Wallen arguably had the skill to capture multiple state titles during his time at Blaine. He did win one his sophomore year, but constructing a career filled with unrivaled accomplishments was never his objective.
He, like most, simply wanted to make varsity his first year.
"I think it's a thousand times better than I expected," said Wallen of what he originally expected out of his time at Blaine. "People probably think I had these huge high hopes of having a great high school career, but really when I came out, I just pictured myself as an average high school golfer."
He quickly became far from ordinary. Wallen entered Washington Junior Golf Association events as a freshman and sophomore and as an upperclassman played in several more prestigious American Junior Golf Association tournaments.
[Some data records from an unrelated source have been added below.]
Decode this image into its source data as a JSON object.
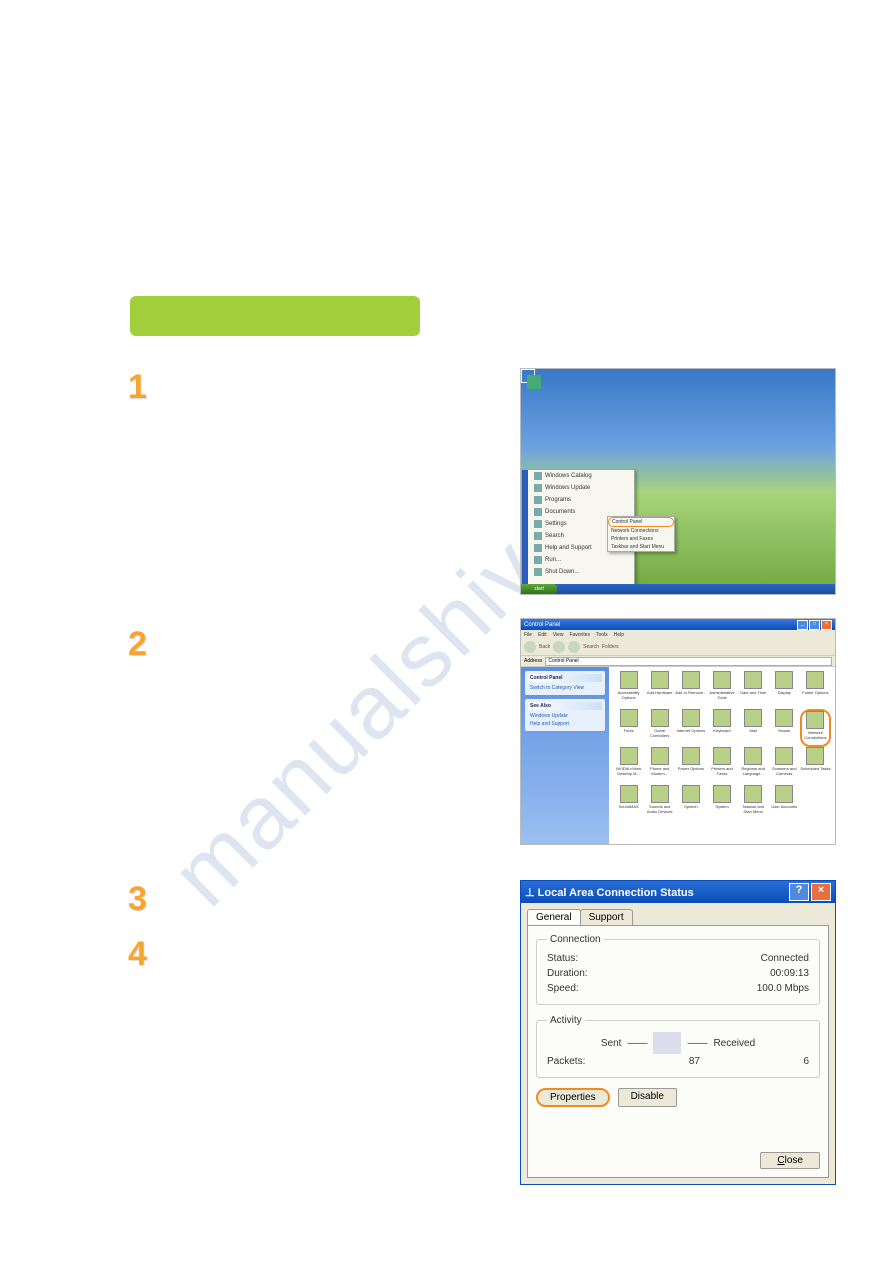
{
  "watermark": "manualshive.com",
  "steps": {
    "n1": "1",
    "n2": "2",
    "n3": "3",
    "n4": "4"
  },
  "shot1": {
    "start": "start",
    "menu": {
      "catalog": "Windows Catalog",
      "update": "Windows Update",
      "programs": "Programs",
      "documents": "Documents",
      "settings": "Settings",
      "search": "Search",
      "help": "Help and Support",
      "run": "Run...",
      "shutdown": "Shut Down..."
    },
    "submenu": {
      "control_panel": "Control Panel",
      "network": "Network Connections",
      "printers": "Printers and Faxes",
      "taskbar": "Taskbar and Start Menu"
    }
  },
  "shot2": {
    "title": "Control Panel",
    "menu": {
      "file": "File",
      "edit": "Edit",
      "view": "View",
      "favorites": "Favorites",
      "tools": "Tools",
      "help": "Help"
    },
    "toolbar": {
      "back": "Back",
      "search": "Search",
      "folders": "Folders"
    },
    "address_label": "Address",
    "address_value": "Control Panel",
    "left": {
      "box1_title": "Control Panel",
      "box1_item": "Switch to Category View",
      "box2_title": "See Also",
      "box2_item1": "Windows Update",
      "box2_item2": "Help and Support"
    },
    "icons": [
      "Accessibility Options",
      "Add Hardware",
      "Add or Remove...",
      "Administrative Tools",
      "Date and Time",
      "Display",
      "Folder Options",
      "Fonts",
      "Game Controllers",
      "Internet Options",
      "Keyboard",
      "Mail",
      "Mouse",
      "Network Connections",
      "NVIDIA nView Desktop M...",
      "Phone and Modem...",
      "Power Options",
      "Printers and Faxes",
      "Regional and Language...",
      "Scanners and Cameras",
      "Scheduled Tasks",
      "SoundMAX",
      "Sounds and Audio Devices",
      "Speech",
      "System",
      "Taskbar and Start Menu",
      "User Accounts"
    ],
    "highlight_index": 13
  },
  "shot3": {
    "title": "Local Area Connection Status",
    "tabs": {
      "general": "General",
      "support": "Support"
    },
    "connection": {
      "legend": "Connection",
      "status_label": "Status:",
      "status_value": "Connected",
      "duration_label": "Duration:",
      "duration_value": "00:09:13",
      "speed_label": "Speed:",
      "speed_value": "100.0 Mbps"
    },
    "activity": {
      "legend": "Activity",
      "sent_label": "Sent",
      "received_label": "Received",
      "packets_label": "Packets:",
      "sent_value": "87",
      "received_value": "6"
    },
    "buttons": {
      "properties": "Properties",
      "disable": "Disable",
      "close_prefix": "",
      "close_u": "C",
      "close_rest": "lose"
    }
  }
}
Colleges began taking notice.
With offers on the table from both Western Washington University and the University of Wyoming, Wallen chose Division I and will play for the Cowboys next fall.
"There's seven players on the team, and they're all great golfers," Wallen said. "Having a true team of golfers and playing in those big events, those AJGA's. It's like every tournament will be an AJGA or even bigger. The coach is really awesome, just playing at the next level is really awesome."
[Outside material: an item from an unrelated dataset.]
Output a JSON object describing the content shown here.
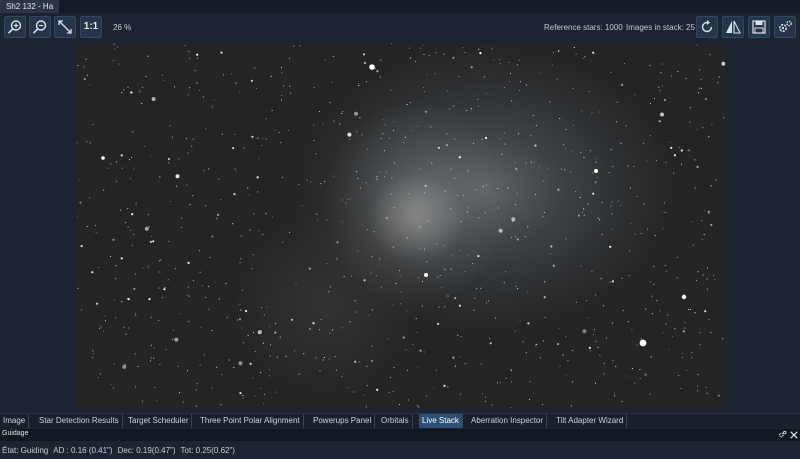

Improving year to year has been Wallen's central focus. His 73.7 shooting average was a stroke higher than last season's, but that doesn't mean he didn't mature as a golfer.
Strong driver and iron play has always been Wallen's signature. He committed this spring to improving course management and ball placement, he said. From Barthlow's perspective, though, one of Wallen's career top developments hasn't included his clubs; instead, it's been his maturity and mental strength.
"It's been awesome watching him as freshman to a senior, watching him develop his game and also growing into a fine young man, too," said the Blaine coach. "I can remember as a freshman he was a little bit off the wall, but by the end of his senior year he did a very good job of being a leader."
Barthlow told a story about Wallen's practice round at state, explaining how he joined a dad with his 10-year-old son who were playing ahead of him. Barthlow spoke glowingly of how Wallen treated the young golfer while praising his shots.
"It just really makes me feel good as a coach when I have a different coach from another school we don't usually play against come up to me and say, 'Hey, I really enjoyed seeing your young golfer play. He did an outstanding job encouraging all the players in his group,'" Barthlow said. "When you look at stuff like that, it puts a great name behind Blaine High School, the Blaine community and the Blaine golf program."
Wallen wanted to thank his family for their support during his career and also thanked Barthlow, who, Wallen joked, has taken on a hefty tab keeping his golfer fueled during tournaments.